Distributional Preference Alignment of Large Language Models via Optimal Transport

Abstract

Current LLM alignment techniques use pairwise human preferences at a sample level, and as such, they do not imply an alignment on the distributional level. We propose in this paper Alignment via Optimal Transport (AOT), a novel method for distributional preference alignment of LLMs. AOT aligns LLMs on unpaired preference data by making the reward distribution of the positive samples stochastically dominant in the first order on the distribution of negative samples. We introduce a convex relaxation of this first-order stochastic dominance and cast it as an optimal transport problem with a smooth and convex cost. Thanks to the one-dimensional nature of the resulting optimal transport problem and the convexity of the cost, it has a closed-form solution via sorting on empirical measures.
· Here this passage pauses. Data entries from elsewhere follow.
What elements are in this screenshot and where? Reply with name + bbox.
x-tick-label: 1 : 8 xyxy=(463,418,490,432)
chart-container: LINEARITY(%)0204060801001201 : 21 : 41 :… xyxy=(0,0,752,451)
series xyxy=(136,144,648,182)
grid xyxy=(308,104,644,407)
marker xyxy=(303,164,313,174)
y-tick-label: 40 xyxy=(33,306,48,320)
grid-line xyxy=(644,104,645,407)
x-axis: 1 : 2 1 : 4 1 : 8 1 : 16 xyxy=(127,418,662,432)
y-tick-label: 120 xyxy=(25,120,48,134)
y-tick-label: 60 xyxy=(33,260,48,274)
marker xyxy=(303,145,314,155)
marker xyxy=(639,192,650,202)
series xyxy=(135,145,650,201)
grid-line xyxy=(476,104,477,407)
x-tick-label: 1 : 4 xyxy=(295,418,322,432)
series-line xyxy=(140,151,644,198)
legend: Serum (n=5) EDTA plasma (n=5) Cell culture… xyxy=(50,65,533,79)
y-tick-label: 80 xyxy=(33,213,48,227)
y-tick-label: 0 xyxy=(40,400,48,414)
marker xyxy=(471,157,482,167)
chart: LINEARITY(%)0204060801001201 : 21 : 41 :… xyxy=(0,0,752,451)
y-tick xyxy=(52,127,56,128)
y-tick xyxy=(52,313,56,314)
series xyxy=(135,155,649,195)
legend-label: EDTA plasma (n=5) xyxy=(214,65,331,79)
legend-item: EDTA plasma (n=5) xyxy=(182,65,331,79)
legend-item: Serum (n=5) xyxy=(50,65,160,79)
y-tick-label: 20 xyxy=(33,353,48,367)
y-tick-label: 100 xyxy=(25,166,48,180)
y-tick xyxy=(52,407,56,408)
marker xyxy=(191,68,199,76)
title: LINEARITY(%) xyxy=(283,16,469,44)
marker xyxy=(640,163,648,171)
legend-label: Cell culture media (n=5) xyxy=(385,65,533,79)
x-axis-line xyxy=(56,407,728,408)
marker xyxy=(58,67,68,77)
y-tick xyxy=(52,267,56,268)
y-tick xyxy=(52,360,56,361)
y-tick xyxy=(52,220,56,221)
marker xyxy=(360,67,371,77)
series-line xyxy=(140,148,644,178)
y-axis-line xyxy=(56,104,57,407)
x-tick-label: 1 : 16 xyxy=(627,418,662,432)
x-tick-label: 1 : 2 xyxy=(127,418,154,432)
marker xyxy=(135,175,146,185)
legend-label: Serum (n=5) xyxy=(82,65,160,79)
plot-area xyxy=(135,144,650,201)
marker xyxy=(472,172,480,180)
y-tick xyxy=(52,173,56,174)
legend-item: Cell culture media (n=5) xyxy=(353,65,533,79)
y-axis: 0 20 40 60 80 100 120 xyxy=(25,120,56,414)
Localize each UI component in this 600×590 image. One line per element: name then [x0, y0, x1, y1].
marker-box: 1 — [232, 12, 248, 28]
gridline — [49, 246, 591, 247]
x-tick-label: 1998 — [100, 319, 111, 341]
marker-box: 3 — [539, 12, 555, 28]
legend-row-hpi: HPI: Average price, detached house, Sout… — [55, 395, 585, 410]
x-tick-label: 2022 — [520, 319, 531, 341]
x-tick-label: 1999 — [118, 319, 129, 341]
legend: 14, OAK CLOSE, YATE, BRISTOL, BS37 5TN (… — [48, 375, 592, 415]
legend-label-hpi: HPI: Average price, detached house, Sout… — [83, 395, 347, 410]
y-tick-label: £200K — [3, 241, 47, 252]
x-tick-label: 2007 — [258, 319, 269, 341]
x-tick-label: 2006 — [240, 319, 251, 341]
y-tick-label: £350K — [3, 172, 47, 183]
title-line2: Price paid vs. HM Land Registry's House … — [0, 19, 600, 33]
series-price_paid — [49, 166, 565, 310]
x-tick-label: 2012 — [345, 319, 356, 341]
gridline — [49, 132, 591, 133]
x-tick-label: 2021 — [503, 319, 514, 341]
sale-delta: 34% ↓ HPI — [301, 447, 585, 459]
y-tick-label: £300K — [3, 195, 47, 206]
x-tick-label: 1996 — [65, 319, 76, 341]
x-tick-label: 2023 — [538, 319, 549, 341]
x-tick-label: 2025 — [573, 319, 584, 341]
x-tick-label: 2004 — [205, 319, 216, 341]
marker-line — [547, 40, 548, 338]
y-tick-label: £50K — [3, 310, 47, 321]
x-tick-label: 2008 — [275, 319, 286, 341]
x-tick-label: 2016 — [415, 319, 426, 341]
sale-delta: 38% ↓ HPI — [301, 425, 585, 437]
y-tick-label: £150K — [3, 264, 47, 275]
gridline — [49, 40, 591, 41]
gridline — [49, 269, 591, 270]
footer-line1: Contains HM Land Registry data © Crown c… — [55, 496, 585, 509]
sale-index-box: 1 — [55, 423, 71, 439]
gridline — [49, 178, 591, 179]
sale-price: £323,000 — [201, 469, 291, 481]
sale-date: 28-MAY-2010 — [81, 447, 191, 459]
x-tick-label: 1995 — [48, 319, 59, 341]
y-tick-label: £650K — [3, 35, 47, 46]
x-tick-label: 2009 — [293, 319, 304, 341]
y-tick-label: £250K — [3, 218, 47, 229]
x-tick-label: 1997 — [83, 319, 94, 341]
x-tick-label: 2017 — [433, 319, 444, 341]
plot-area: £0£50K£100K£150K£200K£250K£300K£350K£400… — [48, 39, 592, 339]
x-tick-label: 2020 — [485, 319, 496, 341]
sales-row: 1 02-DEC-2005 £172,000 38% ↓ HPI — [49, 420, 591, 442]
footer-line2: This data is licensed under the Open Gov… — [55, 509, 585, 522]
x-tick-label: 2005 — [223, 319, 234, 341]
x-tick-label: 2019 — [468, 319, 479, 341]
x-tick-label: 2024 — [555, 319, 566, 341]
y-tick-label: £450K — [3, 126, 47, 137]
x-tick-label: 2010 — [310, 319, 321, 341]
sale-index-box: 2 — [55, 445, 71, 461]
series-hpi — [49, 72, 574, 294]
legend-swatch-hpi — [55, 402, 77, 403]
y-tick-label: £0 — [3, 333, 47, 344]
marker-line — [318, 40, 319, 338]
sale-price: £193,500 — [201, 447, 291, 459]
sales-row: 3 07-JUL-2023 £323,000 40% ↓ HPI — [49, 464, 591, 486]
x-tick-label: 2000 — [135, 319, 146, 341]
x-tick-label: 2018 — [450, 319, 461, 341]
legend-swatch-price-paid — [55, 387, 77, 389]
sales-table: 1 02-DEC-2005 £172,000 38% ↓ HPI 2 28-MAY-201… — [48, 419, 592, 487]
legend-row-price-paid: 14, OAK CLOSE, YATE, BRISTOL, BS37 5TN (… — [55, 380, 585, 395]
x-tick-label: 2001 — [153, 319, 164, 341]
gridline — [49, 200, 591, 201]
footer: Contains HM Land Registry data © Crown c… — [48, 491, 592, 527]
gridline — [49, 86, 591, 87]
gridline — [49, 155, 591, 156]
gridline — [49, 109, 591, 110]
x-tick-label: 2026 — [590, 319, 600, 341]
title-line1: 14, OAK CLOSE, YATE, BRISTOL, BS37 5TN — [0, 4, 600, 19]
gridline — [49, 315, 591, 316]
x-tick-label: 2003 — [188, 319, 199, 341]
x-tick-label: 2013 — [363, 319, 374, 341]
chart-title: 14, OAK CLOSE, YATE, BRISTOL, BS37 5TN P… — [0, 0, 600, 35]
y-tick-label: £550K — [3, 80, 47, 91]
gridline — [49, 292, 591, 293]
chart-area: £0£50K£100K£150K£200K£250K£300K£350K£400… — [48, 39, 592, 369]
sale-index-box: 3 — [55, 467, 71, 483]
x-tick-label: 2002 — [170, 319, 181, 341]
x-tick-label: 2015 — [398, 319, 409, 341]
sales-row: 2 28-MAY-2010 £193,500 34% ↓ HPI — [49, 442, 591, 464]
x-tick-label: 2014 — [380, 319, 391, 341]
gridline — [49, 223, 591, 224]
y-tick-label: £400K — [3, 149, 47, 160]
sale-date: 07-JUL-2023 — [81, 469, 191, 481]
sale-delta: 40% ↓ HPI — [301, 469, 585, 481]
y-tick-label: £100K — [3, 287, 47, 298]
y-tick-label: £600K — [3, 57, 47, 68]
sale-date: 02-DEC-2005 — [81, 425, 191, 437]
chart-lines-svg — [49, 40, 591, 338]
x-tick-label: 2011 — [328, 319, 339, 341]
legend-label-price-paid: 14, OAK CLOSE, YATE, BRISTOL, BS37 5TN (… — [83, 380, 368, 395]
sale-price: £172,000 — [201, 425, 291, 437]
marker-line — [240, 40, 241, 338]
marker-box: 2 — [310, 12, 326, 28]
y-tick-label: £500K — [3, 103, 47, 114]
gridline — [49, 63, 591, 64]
We fine-tune LLMs with this AOT objective, which enables alignment by penalizing the violation of the stochastic dominance of the reward distribution of the positive samples on the reward distribution of the negative samples. We analyze the sample complexity of AOT by considering the dual of the OT problem and show that it converges at the parametric rate. Empirically, we show on a diverse set of alignment datasets and LLMs that AOT leads to state-of-the-art models in the 7B family of models when evaluated with Open LLM Benchmarks and AlpacaEval. We will cover how these ideas extend to multivariate stochastic dominance, that is crucial for covering the multi-reward setting in the context of LLMs.

Date
2024, Dec 13 9:00 AM PST
Event
KI Seminar
Location
ESB4133 and Online (zoom)
Registration
Sign up for the mailing list to receive the connection details

Speaker Biogrpahy

Youssef Mroueh is a Principal Research Scientist in IBM Research with the Human Centered Trustworthy AI department. He received his PhD in computer science in February 2015 from MIT, CSAIL, where he was advised by Professor Tomaso Poggio. In 2011, he obtained his engineering diploma from Ecole Polytechnique Paris France, and a Master of Science in Applied Mathematics from Ecole des Mines de Paris. He is interested in Optimal transport, trustworthy ML, LLMs, Statistical Learning Theory, scientific ML , and AI for social good.